Dirt and body paint could be a separate layer that follows the Glass Shader, appropriately masked to not cover up the Glass Shader.
Just because milk is white doesn't mean that clouds are made of milk.

KyL

Quote from: Matt on October 19, 2019, 01:04:04 PMThe face colour map should go into the "volume colour" input of the Glass Shader
Actually this is the first thing I tried. However this doesn't seem to work. I plugged an image map shader set to Object UVs in the volume Colour function but it ends up black! Volume density does work though.

Matt

Quote from: KyL on October 19, 2019, 01:13:57 PM
Quote from: Matt on October 19, 2019, 01:04:04 PMThe face colour map should go into the "volume colour" input of the Glass Shader
Actually this is the first thing I tried. However this doesn't seem to work. I plugged an image map shader set to Object UVs in the volume Colour function but it ends up black! Volume density does work though.

OK, I'll take a look.
Just because milk is white doesn't mean that clouds are made of milk.

KyL


Dune

Thanks from me too, Matt. Off to try again...

Dune

Tried to do some bubbles in ice. The bubbles themselves are a bit grainy (samples 49 at AA6), but the effect is nice. I also tried to get bubbles only in the ice, and not on the ice surface (the hard white dots), so I masked them by a surface shader with max altitude. But that doesn't work. They are probably calculated starting from the top, and if that isn't there....
Too bad I don't have an X thread Threadripper (yet), as this took 1 hour.

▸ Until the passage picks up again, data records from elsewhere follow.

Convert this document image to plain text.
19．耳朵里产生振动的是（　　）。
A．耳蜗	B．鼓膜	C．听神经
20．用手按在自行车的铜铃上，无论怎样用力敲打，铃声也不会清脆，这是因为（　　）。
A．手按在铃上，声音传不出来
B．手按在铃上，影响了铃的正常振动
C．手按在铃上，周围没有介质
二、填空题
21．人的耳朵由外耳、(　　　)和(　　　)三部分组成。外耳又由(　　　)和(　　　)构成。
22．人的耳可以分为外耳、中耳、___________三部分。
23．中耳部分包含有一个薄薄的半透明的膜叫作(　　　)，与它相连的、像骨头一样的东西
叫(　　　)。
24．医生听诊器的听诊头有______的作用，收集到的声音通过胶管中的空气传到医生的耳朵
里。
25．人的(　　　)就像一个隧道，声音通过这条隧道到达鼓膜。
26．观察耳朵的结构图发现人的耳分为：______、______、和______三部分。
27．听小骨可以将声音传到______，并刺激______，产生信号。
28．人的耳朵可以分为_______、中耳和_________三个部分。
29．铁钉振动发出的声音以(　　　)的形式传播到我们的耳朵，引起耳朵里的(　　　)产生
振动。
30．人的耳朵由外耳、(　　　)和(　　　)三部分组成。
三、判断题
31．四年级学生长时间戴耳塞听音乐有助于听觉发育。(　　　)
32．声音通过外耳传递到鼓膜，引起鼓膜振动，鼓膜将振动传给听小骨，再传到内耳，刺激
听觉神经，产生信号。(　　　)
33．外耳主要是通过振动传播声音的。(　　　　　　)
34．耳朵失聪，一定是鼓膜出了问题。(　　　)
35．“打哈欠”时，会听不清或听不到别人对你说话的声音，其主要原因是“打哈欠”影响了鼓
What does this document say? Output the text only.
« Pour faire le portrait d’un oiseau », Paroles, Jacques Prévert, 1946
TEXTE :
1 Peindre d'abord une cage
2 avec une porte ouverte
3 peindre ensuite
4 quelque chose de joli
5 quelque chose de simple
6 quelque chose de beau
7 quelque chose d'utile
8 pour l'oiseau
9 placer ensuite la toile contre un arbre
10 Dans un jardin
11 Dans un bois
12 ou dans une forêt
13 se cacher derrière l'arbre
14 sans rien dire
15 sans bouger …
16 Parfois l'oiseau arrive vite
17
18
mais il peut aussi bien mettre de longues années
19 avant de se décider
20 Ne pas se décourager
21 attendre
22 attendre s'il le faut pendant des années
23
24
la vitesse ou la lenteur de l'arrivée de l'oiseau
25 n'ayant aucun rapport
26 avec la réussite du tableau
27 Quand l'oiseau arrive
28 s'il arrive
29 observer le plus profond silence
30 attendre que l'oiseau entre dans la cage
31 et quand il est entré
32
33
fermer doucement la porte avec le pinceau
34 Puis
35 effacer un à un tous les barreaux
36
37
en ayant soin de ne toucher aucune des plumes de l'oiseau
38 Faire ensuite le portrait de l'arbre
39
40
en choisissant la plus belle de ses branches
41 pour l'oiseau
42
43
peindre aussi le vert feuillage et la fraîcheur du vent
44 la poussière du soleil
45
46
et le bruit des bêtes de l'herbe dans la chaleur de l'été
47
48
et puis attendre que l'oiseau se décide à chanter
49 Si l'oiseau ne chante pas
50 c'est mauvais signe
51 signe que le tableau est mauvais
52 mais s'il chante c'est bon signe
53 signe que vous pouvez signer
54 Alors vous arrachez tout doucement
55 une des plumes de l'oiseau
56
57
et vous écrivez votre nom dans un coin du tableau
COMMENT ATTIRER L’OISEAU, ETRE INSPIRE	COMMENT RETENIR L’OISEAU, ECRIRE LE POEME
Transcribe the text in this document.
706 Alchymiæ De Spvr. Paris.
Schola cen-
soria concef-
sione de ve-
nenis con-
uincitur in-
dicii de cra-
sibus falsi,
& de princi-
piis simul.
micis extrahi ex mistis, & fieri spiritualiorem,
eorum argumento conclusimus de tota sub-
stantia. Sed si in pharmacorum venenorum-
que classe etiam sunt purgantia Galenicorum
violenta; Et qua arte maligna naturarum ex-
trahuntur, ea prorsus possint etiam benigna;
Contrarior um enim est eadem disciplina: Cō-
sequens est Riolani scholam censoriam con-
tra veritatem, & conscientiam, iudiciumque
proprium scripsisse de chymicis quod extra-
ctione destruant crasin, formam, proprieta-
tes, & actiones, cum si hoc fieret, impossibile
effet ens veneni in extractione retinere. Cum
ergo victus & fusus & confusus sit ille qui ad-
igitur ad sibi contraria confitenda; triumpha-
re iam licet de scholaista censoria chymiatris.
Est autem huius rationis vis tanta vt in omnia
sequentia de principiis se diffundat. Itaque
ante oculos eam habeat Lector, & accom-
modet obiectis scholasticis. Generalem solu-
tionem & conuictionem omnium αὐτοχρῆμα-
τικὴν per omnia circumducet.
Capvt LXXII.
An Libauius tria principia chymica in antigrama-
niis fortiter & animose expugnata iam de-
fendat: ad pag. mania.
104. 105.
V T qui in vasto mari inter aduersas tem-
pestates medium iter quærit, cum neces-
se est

The ice around the pole is a flattened sphere, btw. Iced too.

WAS

Quote from: Dune on October 21, 2019, 10:56:52 AMTried to do some bubbles in ice. The bubbles themselves are a bit grainy (samples 49 at AA6), but the effect is nice. I also tried to get bubbles only in the ice, and not on the ice surface (the hard white dots), so I masked them by a surface shader with max altitude. But that doesn't work. They are probably calculated starting from the top, and if that isn't there....
Too bad I don't have an X thread Threadripper (yet), as this took 1 hour.

The ice around the pole is a flattened sphere, btw. Iced too.

I like that effect a lot actually. Even looks like they were trapped in motion. Maybe they're grainy due to noise roughness? Seems everything else is fairly smooth.

Matt

Quote from: KyL on October 16, 2019, 11:17:57 AMtgout-014 03m18s v4.4.38.1.jpg

Do you have a version of the Lee Perry Smith head with vertex normals? I downloaded it from the source but it's faceted. I think it expects me to the use the normal map but Terragen doesn't support that yet.
Just because milk is white doesn't mean that clouds are made of milk.

digitalguru

Quote from: Matt on October 21, 2019, 05:27:57 PMDo you have a version of the Lee Perry Smith head with vertex normals?
Here you go

Dune

Another experiment; glass with bubbly. Forgot to set RDM to 1 though. It's not (yet) what I expected.

Matt

Quote from: digitalguru on October 21, 2019, 06:21:58 PM
Quote from: Matt on October 21, 2019, 05:27:57 PMDo you have a version of the Lee Perry Smith head with vertex normals?
Here you go

Thanks. I used this model to test and fix a bump mapping bug and also fix the UV texture mapping problem. You can grab the fixes in 4.4.40 frontier build which is available on Windows and Linux now. Mac version coming in a day or two.
Just because milk is white doesn't mean that clouds are made of milk.